(segue) Settimo anniversario dei Fasci, a Villa Glori
(28 marzo 1926)
[Inizio scritto]

      Ho l'orgoglio di dirvi, o camerati, che noi, io in primo luogo e voi tutti, ci infischiamo solennemente di tutto quello che si dice e si stampa all'estero. È tempo, è gran tempo, di bucare quest'altra vescica; è perfettamente logico che il mondo internazionale della democrazia, del liberalismo, della massoneria, della plutocrazia, dei senza Patria, è perfettamente logico che tutte queste forze siano contro di noi. La prova migliore che noi abbiamo fatto realmente una rivoluzione è in questa controrivoluzione che noi abbiamo sgominato all'interno e che tenta invano di affilare le sue armi perfide all'esterno.
      Ma noi diciamo ai fattori responsabili degli Stati: Voi passerete per dove siamo passati noi, anche voi, se vorrete vivere, dovrete finirla con il parlamentarismo chiacchierone. Anche voi, se vorrete vivere dovrete dare dei poteri al potere esecutivo. Anche voi, se vorrete vivere, dovrete affrontare il problema più ponderoso di questo secolo, il problema dei rapporti tra capitale e lavoro, problema che il Fascismo ha pienamente risolto mettendo e il capitale e il lavoro allo stesso livello ed in vista di un obiettivo comune: la prosperità e la grandezza della Nazione.
      Camerati!
      Io sono sicuro che voi siete impazienti, mi pare di vedere nei vostri occhi, mi pare di leggere nelle vostre anime l'impazienza dell'attesa.
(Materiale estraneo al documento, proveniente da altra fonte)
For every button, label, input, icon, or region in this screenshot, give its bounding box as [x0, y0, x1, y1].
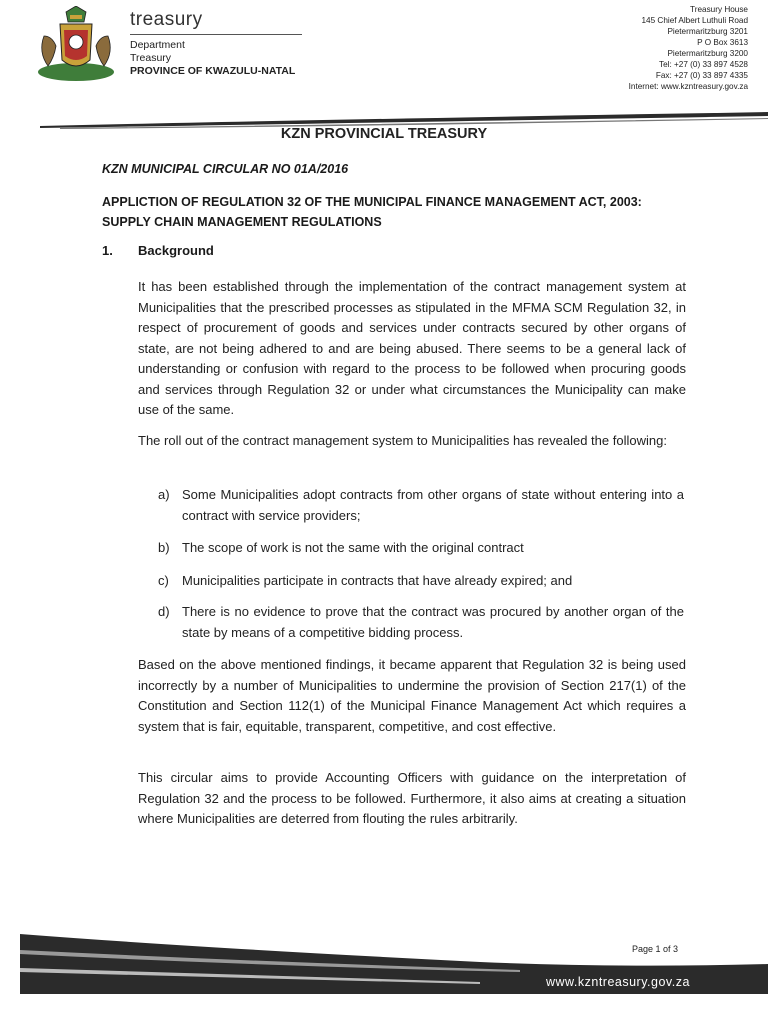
subject-line: SUPPLY CHAIN MANAGEMENT REGULATIONS [102, 215, 382, 229]
document-title: KZN PROVINCIAL TREASURY [280, 126, 488, 142]
address-line: P O Box 3613 [697, 38, 748, 47]
address-line: Tel: +27 (0) 33 897 4528 [659, 60, 748, 69]
paragraph-background: It has been established through the implementation of the contract management system at Municipalities that the prescribed processes as stipulated in the MFMA SCM Regulation 32, in respect of procurement of goods and services under contracts secured by other organs of state, are not being adhered to and are being abused. There seems to be a general lack of understanding or confusion with regard to the process to be followed when procuring goods and services through Regulation 32 or under what circumstances the Municipality can make use of the same. [138, 279, 686, 417]
department-block [130, 8, 330, 78]
department-line: Treasury [130, 52, 172, 64]
list-text: Some Municipalities adopt contracts from other organs of state without entering into a contract with service providers; [182, 487, 684, 523]
circular-subject [102, 192, 702, 232]
address-line: 145 Chief Albert Luthuli Road [641, 16, 748, 25]
circular-number: KZN MUNICIPAL CIRCULAR NO 01A/2016 [102, 162, 349, 176]
kzn-coat-of-arms-icon [30, 6, 122, 86]
footer-website: www.kzntreasury.gov.za [546, 975, 690, 989]
list-text: Municipalities participate in contracts that have already expired; and [182, 573, 573, 588]
subject-line: APPLICTION OF REGULATION 32 OF THE MUNICIPAL FINANCE MANAGEMENT ACT, 2003: [102, 195, 642, 209]
list-marker: c) [158, 573, 169, 588]
list-marker: a) [158, 487, 170, 502]
address-line: Treasury House [690, 5, 748, 14]
paragraph-circular-aim: This circular aims to provide Accounting Officers with guidance on the interpretation of Regulation 32 and the process to be followed. Furthermore, it also aims at creating a situation where Municipalities are deterred from flouting the rules arbitrarily. [138, 770, 686, 826]
list-marker: b) [158, 540, 170, 555]
list-text: There is no evidence to prove that the contract was procured by another organ of the state by means of a competitive bidding process. [182, 604, 684, 640]
province-line: PROVINCE OF KWAZULU-NATAL [130, 65, 296, 77]
page-number: Page 1 of 3 [632, 944, 679, 954]
address-line: Pietermaritzburg 3201 [667, 27, 748, 36]
paragraph-rollout: The roll out of the contract management system to Municipalities has revealed the following: [138, 433, 667, 448]
address-block [548, 4, 748, 92]
list-marker: d) [158, 604, 170, 619]
address-line: Pietermaritzburg 3200 [667, 49, 748, 58]
address-line: Fax: +27 (0) 33 897 4335 [655, 71, 748, 80]
paragraph-findings-conclusion: Based on the above mentioned findings, it became apparent that Regulation 32 is being used incorrectly by a number of Municipalities to undermine the provision of Section 217(1) of the Constitution and Section 112(1) of the Municipal Finance Management Act which requires a system that is fair, equitable, transparent, competitive, and cost effective. [138, 657, 686, 734]
department-rule [130, 34, 302, 35]
department-line: Department [130, 39, 185, 51]
section-heading [102, 243, 214, 258]
section-number: 1. [102, 243, 113, 258]
address-line: Internet: www.kzntreasury.gov.za [628, 82, 748, 91]
section-title: Background [138, 243, 214, 258]
department-name: treasury [130, 9, 203, 30]
list-text: The scope of work is not the same with the original contract [182, 540, 524, 555]
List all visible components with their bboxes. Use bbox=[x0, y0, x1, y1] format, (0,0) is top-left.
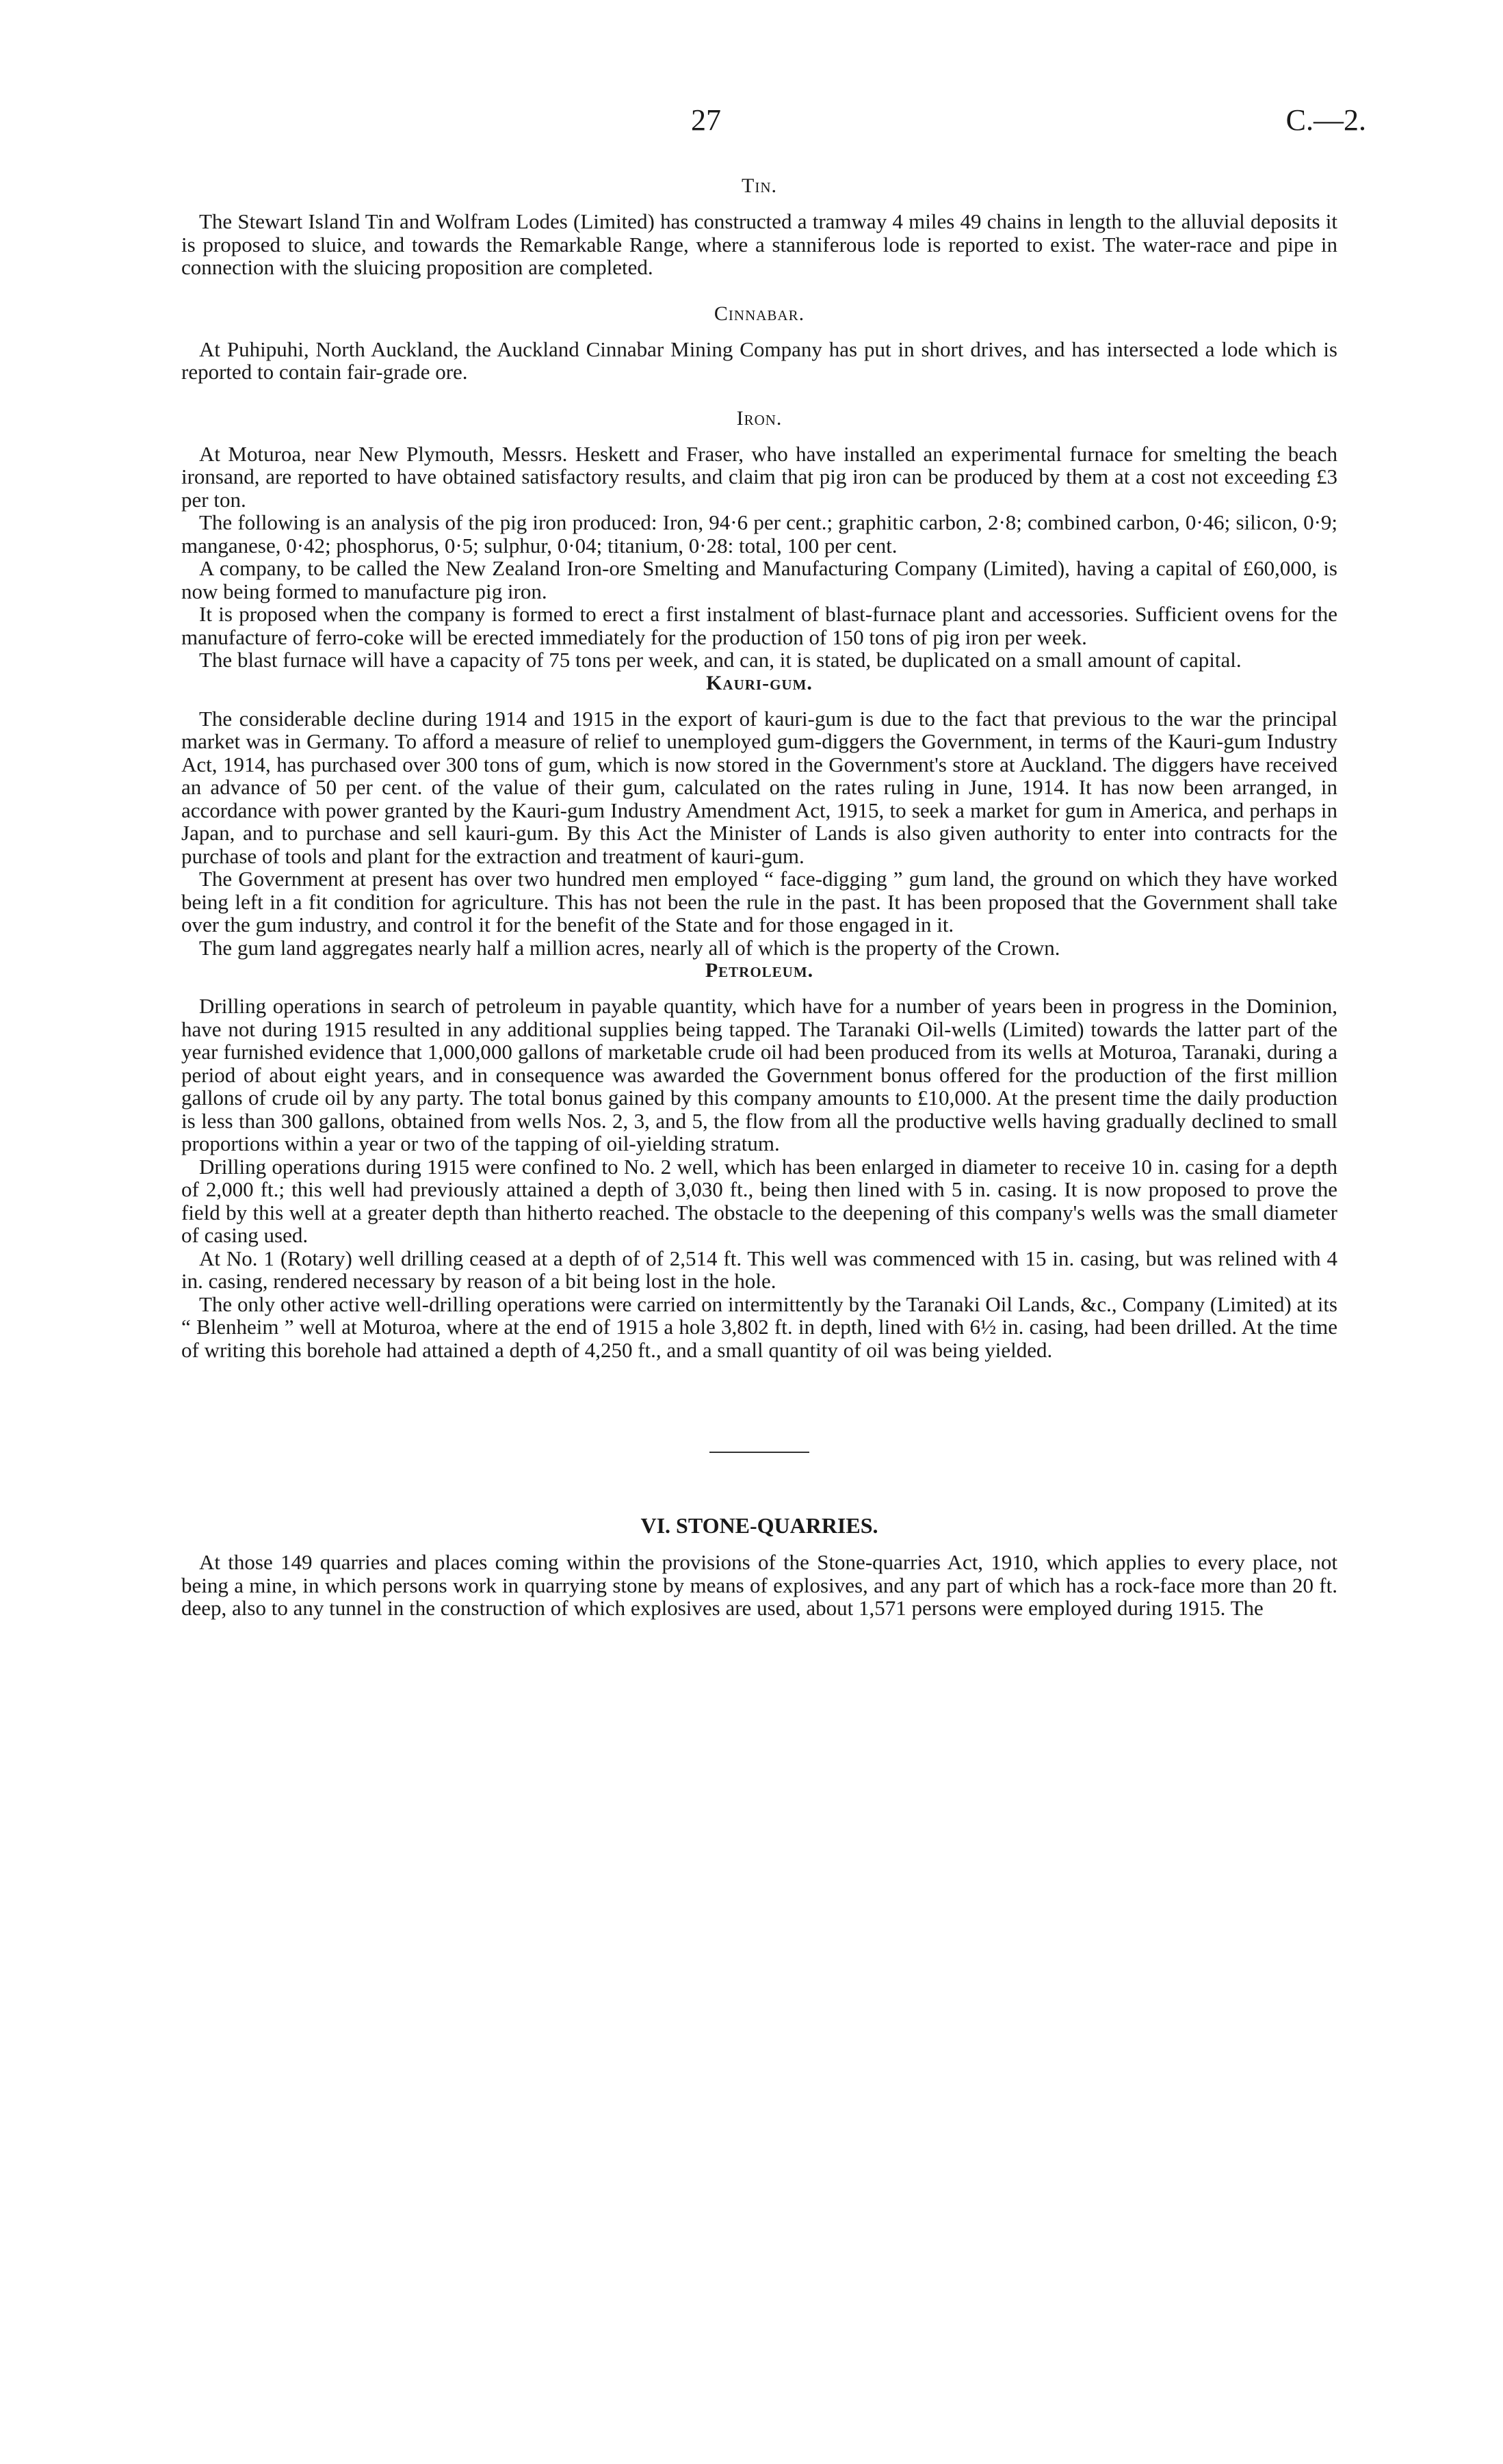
paragraph: The Government at present has over two hundred men employed “ face-digging ” gum land, the ground on which they have worked being left in a fit condition for agriculture. This has not been the rule in the past. It has been proposed that the Government shall take over the gum industry, and control it for the benefit of the State and for those engaged in it. bbox=[181, 867, 1337, 936]
paragraph: At Puhipuhi, North Auckland, the Auckland Cinnabar Mining Company has put in short drives, and has intersected a lode which is reported to contain fair-grade ore. bbox=[181, 337, 1337, 384]
paragraph: Drilling operations in search of petroleum in payable quantity, which have for a number of years been in progress in the Dominion, have not during 1915 resulted in any additional supplies being tapped. The Taranaki Oil-wells (Limited) towards the latter part of the year furnished evidence that 1,000,000 gallons of marketable crude oil had been produced from its wells at Moturoa, Taranaki, during a period of about eight years, and in consequence was awarded the Government bonus offered for the production of the first million gallons of crude oil by any party. The total bonus gained by this company amounts to £10,000. At the present time the daily production is less than 300 gallons, obtained from wells Nos. 2, 3, and 5, the flow from all the productive wells having gradually declined to small proportions within a year or two of the tapping of oil-yielding stratum. bbox=[181, 994, 1337, 1155]
chapter-heading-stone-quarries: VI. STONE-QUARRIES. bbox=[640, 1513, 878, 1538]
document-reference: C.—2. bbox=[1285, 103, 1366, 137]
paragraph: The blast furnace will have a capacity of 75 tons per week, and can, it is stated, be duplicated on a small amount of capital. bbox=[199, 648, 1242, 672]
section-divider bbox=[709, 1452, 809, 1453]
paragraph: The Stewart Island Tin and Wolfram Lodes (Limited) has constructed a tramway 4 miles 49 chains in length to the alluvial deposits it is proposed to sluice, and towards the Remarkable Range, where a stanniferous lode is reported to exist. The water-race and pipe in connection with the sluicing proposition are completed. bbox=[181, 209, 1337, 279]
paragraph: A company, to be called the New Zealand Iron-ore Smelting and Manufacturing Company (Limited), having a capital of £60,000, is now being formed to manufacture pig iron. bbox=[181, 556, 1337, 603]
section-tin bbox=[181, 174, 1337, 279]
section-heading-cinnabar: Cinnabar. bbox=[714, 302, 805, 325]
section-stone-quarries bbox=[181, 1513, 1337, 1620]
paragraph: Drilling operations during 1915 were confined to No. 2 well, which has been enlarged in diameter to receive 10 in. casing for a depth of 2,000 ft.; this well had previously attained a depth of 3,030 ft., being then lined with 5 in. casing. It is now proposed to prove the field by this well at a greater depth than hitherto reached. The obstacle to the deepening of this company's wells was the small diameter of casing used. bbox=[181, 1154, 1337, 1247]
document-body bbox=[181, 174, 1337, 1620]
paragraph: At those 149 quarries and places coming within the provisions of the Stone-quarries Act, 1910, which applies to every place, not being a mine, in which persons work in quarrying stone by means of explosives, and any part of which has a rock-face more than 20 ft. deep, also to any tunnel in the construction of which explosives are used, about 1,571 persons were employed during 1915. The bbox=[181, 1550, 1337, 1620]
page-header bbox=[0, 103, 1503, 144]
paragraph: It is proposed when the company is formed to erect a first instalment of blast-furnace plant and accessories. Sufficient ovens for the manufacture of ferro-coke will be erected immediately for the production of 150 tons of pig iron per week. bbox=[181, 602, 1337, 649]
paragraph: The following is an analysis of the pig iron produced: Iron, 94·6 per cent.; graphitic carbon, 2·8; combined carbon, 0·46; silicon, 0·9; manganese, 0·42; phosphorus, 0·5; sulphur, 0·04; titanium, 0·28: total, 100 per cent. bbox=[181, 510, 1337, 558]
page-number: 27 bbox=[691, 103, 721, 137]
section-cinnabar bbox=[181, 302, 1337, 384]
paragraph: The gum land aggregates nearly half a million acres, nearly all of which is the property of the Crown. bbox=[199, 935, 1060, 960]
paragraph: At No. 1 (Rotary) well drilling ceased at a depth of of 2,514 ft. This well was commenced with 15 in. casing, but was relined with 4 in. casing, rendered necessary by reason of a bit being lost in the hole. bbox=[181, 1246, 1337, 1293]
section-heading-iron: Iron. bbox=[736, 406, 783, 430]
section-petroleum bbox=[181, 959, 1337, 1361]
paragraph: The considerable decline during 1914 and 1915 in the export of kauri-gum is due to the fact that previous to the war the principal market was in Germany. To afford a measure of relief to unemployed gum-diggers the Government, in terms of the Kauri-gum Industry Act, 1914, has purchased over 300 tons of gum, which is now stored in the Government's store at Auckland. The diggers have received an advance of 50 per cent. of the value of their gum, calculated on the rates ruling in June, 1914. It has now been arranged, in accordance with power granted by the Kauri-gum Industry Amendment Act, 1915, to seek a market for gum in America, and perhaps in Japan, and to purchase and sell kauri-gum. By this Act the Minister of Lands is also given authority to enter into contracts for the purchase of tools and plant for the extraction and treatment of kauri-gum. bbox=[181, 706, 1337, 868]
section-iron bbox=[181, 407, 1337, 672]
paragraph: At Moturoa, near New Plymouth, Messrs. Heskett and Fraser, who have installed an experimental furnace for smelting the beach ironsand, are reported to have obtained satisfactory results, and claim that pig iron can be produced by them at a cost not exceeding £3 per ton. bbox=[181, 441, 1337, 512]
section-heading-tin: Tin. bbox=[742, 174, 777, 197]
section-heading-petroleum: Petroleum. bbox=[705, 959, 814, 982]
section-heading-kauri-gum: Kauri-gum. bbox=[706, 671, 813, 694]
paragraph: The only other active well-drilling operations were carried on intermittently by the Taranaki Oil Lands, &c., Company (Limited) at its “ Blenheim ” well at Moturoa, where at the end of 1915 a hole 3,802 ft. in depth, lined with 6½ in. casing, had been drilled. At the time of writing this borehole had attained a depth of 4,250 ft., and a small quantity of oil was being yielded. bbox=[181, 1292, 1337, 1362]
section-kauri-gum bbox=[181, 672, 1337, 960]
Voi attendete qualche cosa.
      (La folla grida: «Sì! Sì!»).
      Quando l'anno scorso io vi promisi il bello, ho mantenuto la parola?
      (La folla risponde con un urlo: «Sì!»).
      E se io dico che anche l'impazienza che balena nel vostro spirito sarà un giorno appagata, mi credete?
      (Dalla folla erompe un nuovo formidabile: «Sì!»).